Clóvis Bevilaqua, em seu projeto de Código Civil, exclui os pródigos do rol dos relativamente incapazes e, conseqüentemente, a prodigalidade, do rol de motivos da curatela. Após discorrer sobre a história do Direito no que importa a interdição por prodigalidade, acompanhando-a desde sua origem, no Direito Romano, como proteção da propriedade familiar, até as Ordenações do Reino, conclui:
"Atendendo a essas ponderações, reconhecendo a necessidade de garantir o direito individual contra as maquinações da ganância, da preguiça e da imoralidade, o jurista deve declarar: ou a prodigalidade é um caso manifesto de alienação mental, e não há necessidade de destacá-la, para constituir uma classe distinta de incapacidade, pois entra na regra comum; ou tal não é positivamente, e não há justo motivo para feri-la com a interdição. Os alienados pródigos sejam interditos, porque são alienados; os pródigos de espírito lúcido e razão íntegra sejam respeitados na sua liberdade moral, pois, sob color de proteger-lhes os bens, faz-se-lhes gravíssima ofensa ao direito de propriedade e à dignidade humana.". [3]
Infelizmente, não alcança sucesso a posição de Clóvis Bevilaqua. Submetido o projeto de Código Civil a Comissão Especial da Câmara, propõe-se emenda substitutiva ao título II pela qual se incluem os pródigos entre os relativamente incapazes. Acrescentam-se também os artigos 459, 460 e 461, que regulam, no âmbito da curatela, a interdição específica dos pródigos.
A mesma tese também é defendida por Caio Mário da Silva Pereira:
"O que mais modernamente predomina é que, se a prodigalidade vem associada a um processo de patogenia mental, criando efetivamente uma síndrome degenerativa ou distúrbios psíquicos, comporta interdição.

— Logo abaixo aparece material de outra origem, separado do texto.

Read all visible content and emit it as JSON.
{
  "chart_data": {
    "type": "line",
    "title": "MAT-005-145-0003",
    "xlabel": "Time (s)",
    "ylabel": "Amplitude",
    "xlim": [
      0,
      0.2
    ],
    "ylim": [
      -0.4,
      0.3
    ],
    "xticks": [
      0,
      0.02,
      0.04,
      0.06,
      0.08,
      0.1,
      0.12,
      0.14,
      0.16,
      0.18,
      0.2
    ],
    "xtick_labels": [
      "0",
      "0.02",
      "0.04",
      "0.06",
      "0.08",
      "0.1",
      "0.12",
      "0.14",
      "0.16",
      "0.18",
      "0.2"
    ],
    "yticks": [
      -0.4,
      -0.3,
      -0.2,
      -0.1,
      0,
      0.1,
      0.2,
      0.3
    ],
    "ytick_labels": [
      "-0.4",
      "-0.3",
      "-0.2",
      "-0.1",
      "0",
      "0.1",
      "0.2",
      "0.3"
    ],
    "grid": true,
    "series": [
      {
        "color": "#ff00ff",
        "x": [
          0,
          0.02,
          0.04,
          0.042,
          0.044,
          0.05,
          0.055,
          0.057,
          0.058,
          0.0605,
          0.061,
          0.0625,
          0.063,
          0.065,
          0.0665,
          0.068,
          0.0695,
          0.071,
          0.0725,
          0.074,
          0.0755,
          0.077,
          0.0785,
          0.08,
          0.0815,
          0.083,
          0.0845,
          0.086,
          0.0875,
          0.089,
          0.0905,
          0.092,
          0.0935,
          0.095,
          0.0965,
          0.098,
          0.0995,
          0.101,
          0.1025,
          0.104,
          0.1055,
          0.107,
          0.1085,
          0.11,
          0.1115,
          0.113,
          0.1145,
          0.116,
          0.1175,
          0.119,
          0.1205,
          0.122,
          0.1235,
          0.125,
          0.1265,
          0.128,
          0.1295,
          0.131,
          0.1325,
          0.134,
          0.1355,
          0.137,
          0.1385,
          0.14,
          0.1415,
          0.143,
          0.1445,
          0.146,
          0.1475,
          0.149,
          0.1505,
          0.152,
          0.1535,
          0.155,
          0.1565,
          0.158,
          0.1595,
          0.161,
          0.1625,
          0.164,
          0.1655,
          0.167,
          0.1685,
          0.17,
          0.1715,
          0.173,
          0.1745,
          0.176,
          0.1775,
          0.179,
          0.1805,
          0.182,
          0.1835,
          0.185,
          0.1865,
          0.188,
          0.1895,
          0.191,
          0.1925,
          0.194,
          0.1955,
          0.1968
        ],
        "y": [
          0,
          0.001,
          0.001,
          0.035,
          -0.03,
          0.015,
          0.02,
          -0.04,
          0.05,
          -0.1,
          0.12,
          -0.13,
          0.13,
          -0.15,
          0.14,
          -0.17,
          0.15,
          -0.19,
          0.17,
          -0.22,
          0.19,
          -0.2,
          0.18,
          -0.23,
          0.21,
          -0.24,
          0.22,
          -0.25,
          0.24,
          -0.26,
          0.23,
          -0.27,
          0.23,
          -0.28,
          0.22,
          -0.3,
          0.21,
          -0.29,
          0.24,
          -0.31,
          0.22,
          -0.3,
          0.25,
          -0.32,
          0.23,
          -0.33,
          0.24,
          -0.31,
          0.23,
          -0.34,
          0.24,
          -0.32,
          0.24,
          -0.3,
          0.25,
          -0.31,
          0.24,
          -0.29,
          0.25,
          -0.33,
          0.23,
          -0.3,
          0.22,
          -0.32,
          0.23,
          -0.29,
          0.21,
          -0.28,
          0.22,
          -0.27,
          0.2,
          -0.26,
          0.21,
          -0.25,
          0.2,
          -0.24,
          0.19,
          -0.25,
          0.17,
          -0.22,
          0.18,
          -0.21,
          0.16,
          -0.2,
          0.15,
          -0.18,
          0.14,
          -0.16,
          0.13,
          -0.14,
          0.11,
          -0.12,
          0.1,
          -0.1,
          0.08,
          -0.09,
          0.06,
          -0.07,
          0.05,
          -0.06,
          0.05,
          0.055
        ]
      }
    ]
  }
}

Mas se o pródigo mostra apenas tendências aos gastos imoderados, não deverá de se lhe retirar o poder de ação no mundo civil, reduzindo-o a uma situação próxima à psicopatia.". [4]
Notoriamente, o Código Civil, preocupou-se em proteger à Família, coadunando-se com à Constituição Federal Brasileira.
Isto porque o artigo 460 do Código Civil de 1916 condicionava a interdição do pródigo à existência de cônjuge, ascendentes ou descendentes legítimos que a promovam, portanto, condiciona a prodigalidade à inserção do pródigo em uma família. Esse entendimento é ainda reforçado pela leitura do artigo 461, que faz cessar a interdição caso ocorra o desaparecimento dos parentes relacionados no artigo 460. Disso decorre que prodigalidade, em sentido jurídico, e não meramente em sentido comum , é, portanto, fenômeno exclusivamente familiar.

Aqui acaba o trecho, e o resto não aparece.